Flavio Briatore, the managing director of Benetton and owner of Ligier, probably feels the more experienced Herbert would be able to lend greater support to Schumacher's bid for the drivers' title and Benetton's aspirations in the team championship.
Herbert stood in yesterday for Jos Verstappen, who reportedly strained his neck in a spin during the European Grand Prix at Jerez on Sunday.
Herbert made his grand prix debut for Benetton in 1989, finishing fourth in Brazil, but he had not fully recovered from injuries sustained in a crash at Brands Hatch the previous summer and was sacked midway through the season.
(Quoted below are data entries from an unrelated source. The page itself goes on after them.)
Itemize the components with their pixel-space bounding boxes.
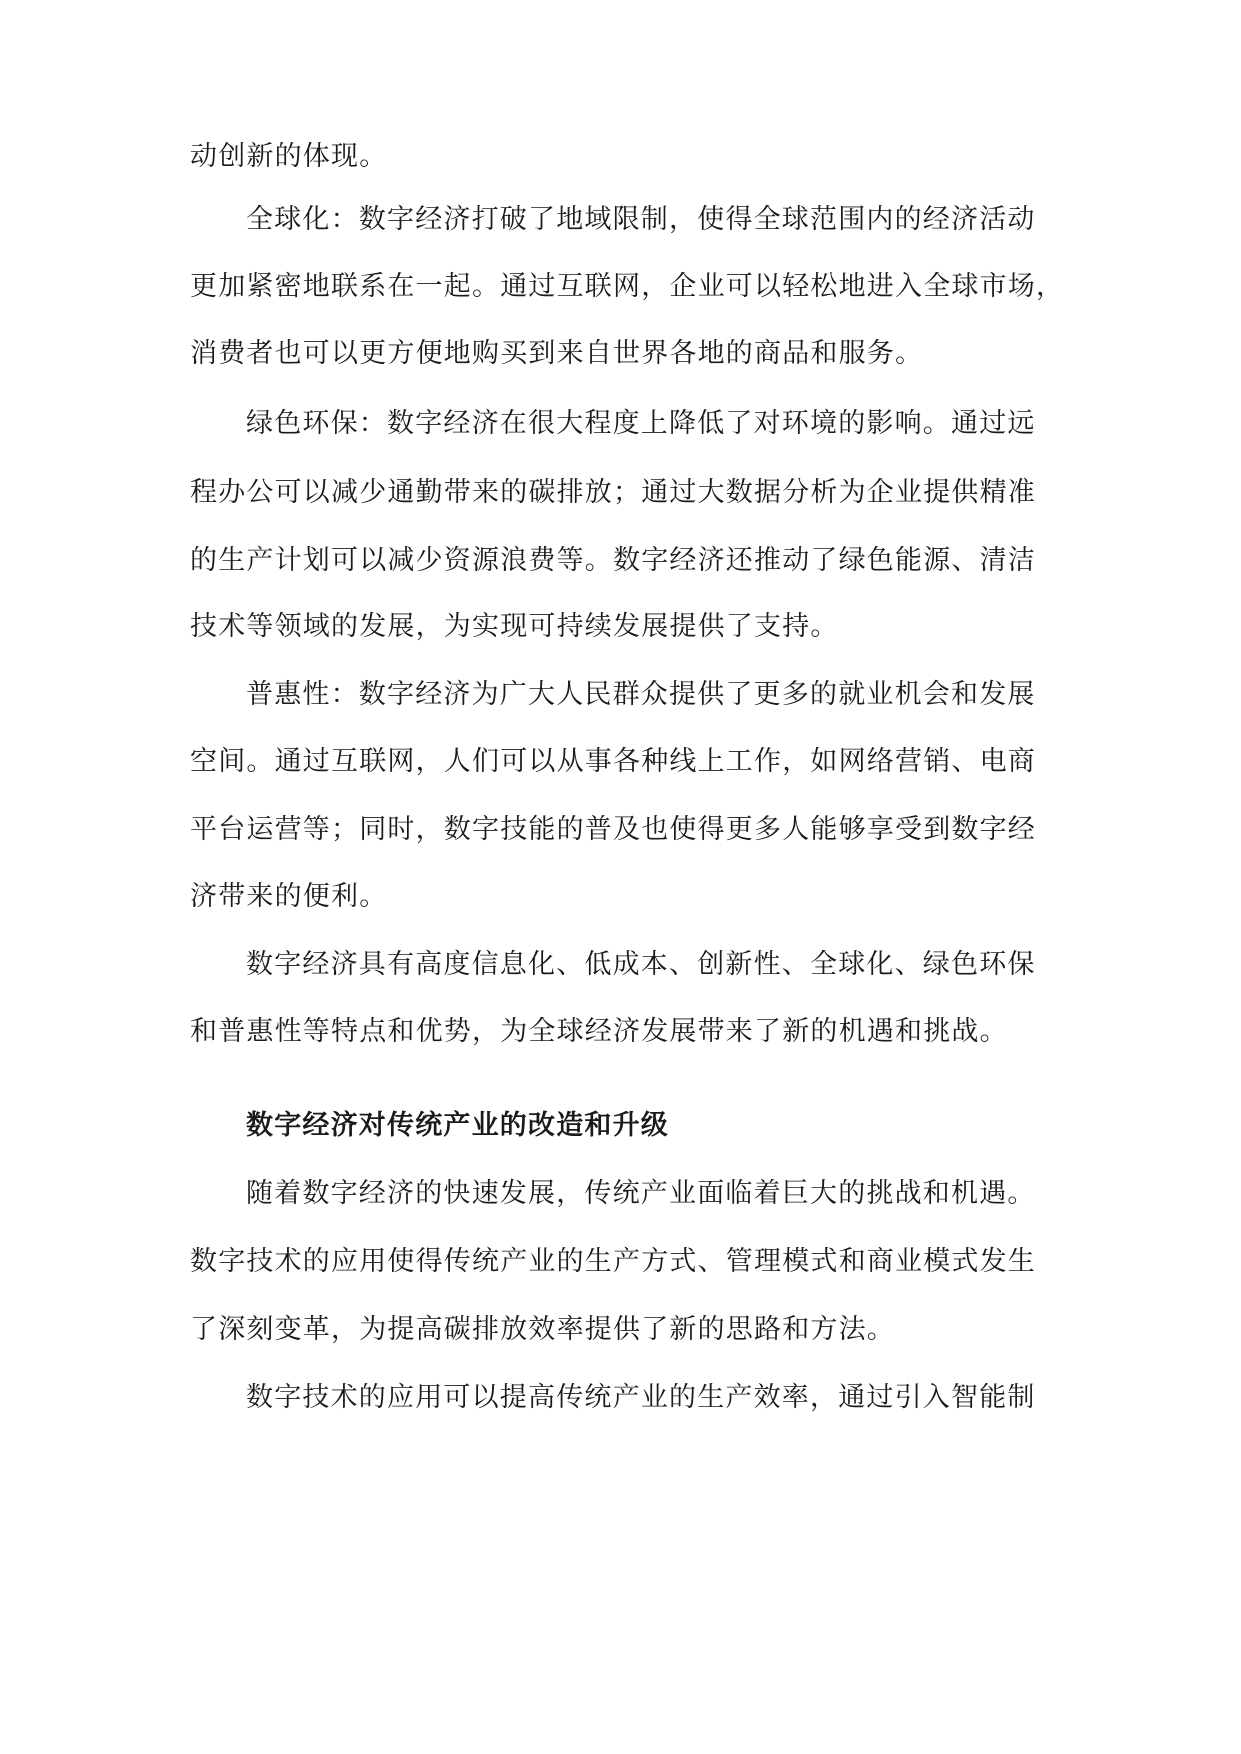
paragraph-line: 空间。通过互联网，人们可以从事各种线上工作，如网络营销、电商	[190, 746, 1036, 777]
section-heading: 数字经济对传统产业的改造和升级	[246, 1110, 669, 1141]
paragraph-line: 了深刻变革，为提高碳排放效率提供了新的思路和方法。	[190, 1314, 895, 1345]
paragraph-line: 数字技术的应用使得传统产业的生产方式、管理模式和商业模式发生	[190, 1246, 1036, 1277]
paragraph-line: 程办公可以减少通勤带来的碳排放；通过大数据分析为企业提供精准	[190, 477, 1036, 508]
paragraph-line: 和普惠性等特点和优势，为全球经济发展带来了新的机遇和挑战。	[190, 1016, 1008, 1047]
paragraph-line: 数字经济具有高度信息化、低成本、创新性、全球化、绿色环保	[246, 949, 1036, 980]
paragraph-line: 更加紧密地联系在一起。通过互联网，企业可以轻松地进入全球市场，	[190, 271, 1065, 302]
paragraph-line: 数字技术的应用可以提高传统产业的生产效率，通过引入智能制	[246, 1382, 1036, 1413]
paragraph-line: 消费者也可以更方便地购买到来自世界各地的商品和服务。	[190, 338, 924, 369]
paragraph-line: 技术等领域的发展，为实现可持续发展提供了支持。	[190, 611, 839, 642]
paragraph-line: 动创新的体现。	[190, 141, 388, 172]
paragraph-line: 的生产计划可以减少资源浪费等。数字经济还推动了绿色能源、清洁	[190, 545, 1036, 576]
paragraph-line: 随着数字经济的快速发展，传统产业面临着巨大的挑战和机遇。	[246, 1178, 1036, 1209]
paragraph-line: 平台运营等；同时，数字技能的普及也使得更多人能够享受到数字经	[190, 814, 1036, 845]
paragraph-line: 普惠性：数字经济为广大人民群众提供了更多的就业机会和发展	[246, 679, 1036, 710]
paragraph-line: 济带来的便利。	[190, 881, 388, 912]
paragraph-line: 绿色环保：数字经济在很大程度上降低了对环境的影响。通过远	[246, 408, 1036, 439]
paragraph-line: 全球化：数字经济打破了地域限制，使得全球范围内的经济活动	[246, 204, 1036, 235]
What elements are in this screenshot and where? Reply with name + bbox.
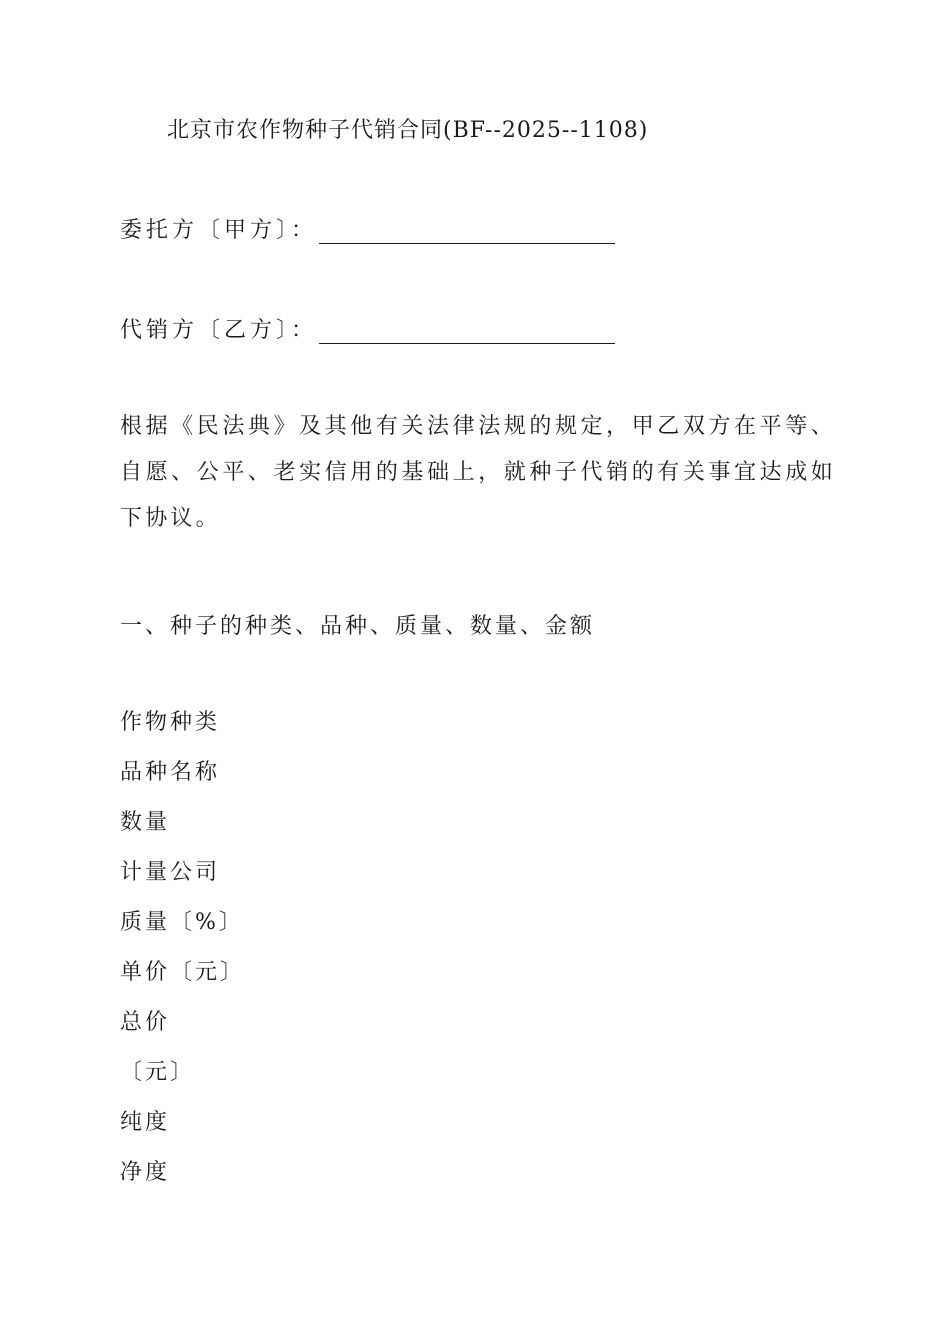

He then spent four years with Tyrrell and Lotus before joining Ligier, who were taken over by Benetton at the start of this year.
Karl Wendlinger will make an equally unexpected comeback at Suzuka. The Austrian, who narrowly escaped death in a crash in Monaco in May, will be back with the Sauber team.
Wendlinger, who lay in a coma for more than three weeks after his practice accident, satisfied the Swiss team he was ready to return after a two-day session of private testing in Le Castellet, southern France.
'Those two days of testing have been very encouraging,' Peter Sauber, the team chief, said. 'His accident has left him with no sequel, neither psychological nor physical.'
Andrea De Cesaris, who has been Sauber's stand-in driver, has left the team.